Pausanias. Pausanias Description of Greece, Volumes 1-4. Jones, W.H.S. (William Henry Samuel), translator; Ormerod, Henry Arderne, translator. London, New York: W. Heinemann, G.P. Putnam's Sons, 1918-1935.

Near the statue of Demosthenes is a sanctuary of Ares, where are placed two images of Aphrodite, one of Ares made by Alcamenes, and one of Athena made by a Parian of the name of Locrus. There is also an image of Enyo, made by the sons of Praxiteles. About the temple stand images of Heracles, Theseus, Apollo binding his hair with a fillet, and statues of Calades,[*](Nothing more is known of this person.) who it is said framed laws[*](Or “tunes.”) for the Athenians, and of Pindar, the statue being one of the rewards the Athenians gave him for praising them in an ode.

Hard by stand statues of Harmodius and Aristogiton, who killed Hipparchus.[*](514 B.C.) The reason of this act and the method of its execution have been related by others; of the figures some were made by Critius[*](fl. c. 445 B.C.), the old ones being the work of Antenor. When Xerxes took Athens after the Athenians had abandoned the city he took away these statues also among the spoils, but they were afterwards restored to the Athenians by Antiochus.

Before the entrance of the theater which they call the Odeum (Music Hall) are statues of Egyptian kings.

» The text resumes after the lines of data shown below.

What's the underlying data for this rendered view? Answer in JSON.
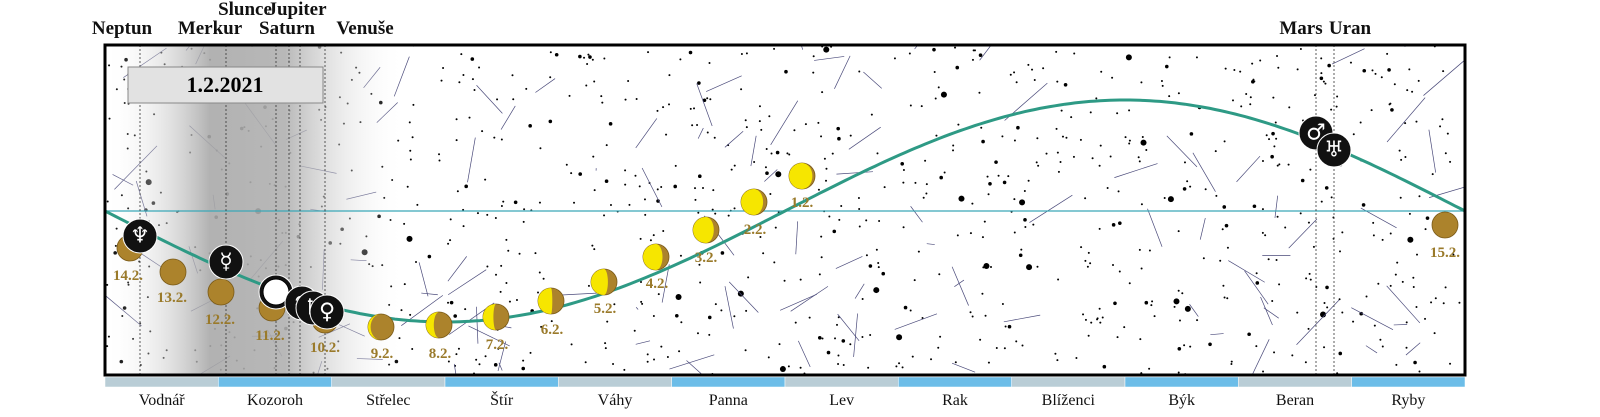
{
  "date": "1.2.2021",
  "planets": [
    {
      "name": "Neptun",
      "symbol": "♆"
    },
    {
      "name": "Merkur",
      "symbol": "☿"
    },
    {
      "name": "Slunce",
      "symbol": "☉"
    },
    {
      "name": "Jupiter",
      "symbol": "♃"
    },
    {
      "name": "Saturn",
      "symbol": "♄"
    },
    {
      "name": "Venuše",
      "symbol": "♀"
    },
    {
      "name": "Mars",
      "symbol": "♂"
    },
    {
      "name": "Uran",
      "symbol": "♅"
    }
  ],
  "moons": [
    "14.2.",
    "13.2.",
    "12.2.",
    "11.2.",
    "10.2.",
    "9.2.",
    "8.2.",
    "7.2.",
    "6.2.",
    "5.2.",
    "4.2.",
    "3.2.",
    "2.2.",
    "1.2.",
    "15.2."
  ],
  "constellations": [
    "Vodnář",
    "Kozoroh",
    "Střelec",
    "Štír",
    "Váhy",
    "Panna",
    "Lev",
    "Rak",
    "Blíženci",
    "Býk",
    "Beran",
    "Ryby"
  ]
}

They are all alike called Ptolemy, but each has his own surname. For they call one Philometor, and another Philadelphus, while the son of Lagus is called Soter, a name given him by the Rhodians. Of these, Philadelphus is he whom I have mentioned before among the eponymoi, and near him is a statue of his sister Arsinoe.

The one called Philometor is eighth in descent from Ptolemy son of Lagus, and his surname was given him in sarcastic mockery, for we know of none of the kings who was so hated by his mother. Although he was the eldest of her children she would not allow him to be called to the throne, but prevailed on his father before the call came to send him to Cyprus. Among the reasons assigned for Cleopatra's enmity towards her son is her expectation that Alexander the younger of her sons would prove more subservient, and this consideration induced her to urge the Egyptians to choose Alexander as king.

When the people offered opposition, she dispatched Alexander for the second time to Cyprus, ostensibly as general, but really because she wished by his means to make Ptolemy more afraid of her. Finally she covered with wounds those eunuchs she thought best disposed, and presented them to the people, making out that she was the victim of Ptolemy's machinations, and that he had treated the eunuchs in such a fashion. The people of Alexandria rushed to kill Ptolemy, and when he escaped on board a ship, made Alexander, who returned from Cyprus, their king.